Independent practice worksheets
Set the matching ChalkBee worksheets for independent work. The answer keys are computed in code, so they are never wrong. A printable multiplication chart is the best first resource for spotting these patterns directly.
Differentiation
- Stay with a single row at a time (such as the 2s or 5s) and describe its pattern in words before moving to a new row.
- Use a hundred-square style highlighted chart so a pattern's visual shape (a diagonal, a column) is easy to see.
- Pair every 'what' question (what is the pattern) with a 'why' question (why does it happen) so explaining becomes routine, not an extra step.
- Explore the diagonal of square numbers (1, 4, 9, 16...) running through the table and describe its own pattern.
- Predict a fact two rows beyond the memorised times tables (such as the 12-times row) using only the row-growth pattern.
- Write a 'true or false' pattern claim for a partner to test against the actual table, such as 'every number in the 6-times table is even'.
Assessment: exit ticket
A short exit ticket sampling addition-table and multiplication-table patterns.
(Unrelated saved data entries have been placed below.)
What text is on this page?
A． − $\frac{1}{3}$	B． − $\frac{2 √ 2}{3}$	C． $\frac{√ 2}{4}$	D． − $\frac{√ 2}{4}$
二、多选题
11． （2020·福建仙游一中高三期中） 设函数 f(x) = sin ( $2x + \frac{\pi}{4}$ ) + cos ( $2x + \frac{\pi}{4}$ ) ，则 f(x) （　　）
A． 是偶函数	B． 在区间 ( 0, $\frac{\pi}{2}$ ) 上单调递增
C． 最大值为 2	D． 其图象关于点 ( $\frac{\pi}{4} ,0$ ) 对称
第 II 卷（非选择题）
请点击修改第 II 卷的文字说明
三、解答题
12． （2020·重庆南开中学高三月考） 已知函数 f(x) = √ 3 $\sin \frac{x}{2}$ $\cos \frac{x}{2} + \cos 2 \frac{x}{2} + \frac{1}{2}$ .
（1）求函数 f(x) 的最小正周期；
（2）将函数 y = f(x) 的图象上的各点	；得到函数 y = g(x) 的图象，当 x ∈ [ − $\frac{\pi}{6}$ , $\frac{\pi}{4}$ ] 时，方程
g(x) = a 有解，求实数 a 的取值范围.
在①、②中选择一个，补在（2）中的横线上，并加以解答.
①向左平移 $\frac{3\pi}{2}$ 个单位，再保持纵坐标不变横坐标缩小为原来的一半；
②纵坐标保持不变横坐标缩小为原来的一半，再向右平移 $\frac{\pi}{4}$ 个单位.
1. The 3-times row is 3, 6, 9, 12. What is the pattern, and what is 3 x 5?
Answer: Each answer is 3 more than the last; 3 x 5 = 15 (12 + 3).
2. Why do 7 x 2 and 2 x 7 land on the same value in the table?
Answer: Because multiplying in either order gives the same product; both equal 14.
3. Every entry in the 4-times table is what kind of number, even or odd? Why?
Answer: Even, because 4 is even, and an even number multiplied by anything always gives an even product.
Teacher notes and timings
- Rough timing across two lessons: Lesson 1 the addition table (section 1), Lesson 2 the multiplication table plus the exit ticket (section 2 and assessment).
- Language to keep saying: check at least three pairs before trusting a rule, and always ask why as well as what.
- The mirror-symmetry pattern in section 2 is the clearest classroom link between this unit and the commutative property first met in the multiplication unit; make that connection explicit rather than leaving it implicit.
- Curriculum note: ACARA's AC9M3N07 covers creating and describing patterns in generated number sets at the same Year 3 level, a close match to this unit's explain-the-pattern focus.
- Present mode and print both work: use Present to build a multiplication chart live and highlight rows, columns, and the diagonal, then print the worksheets for independent practice.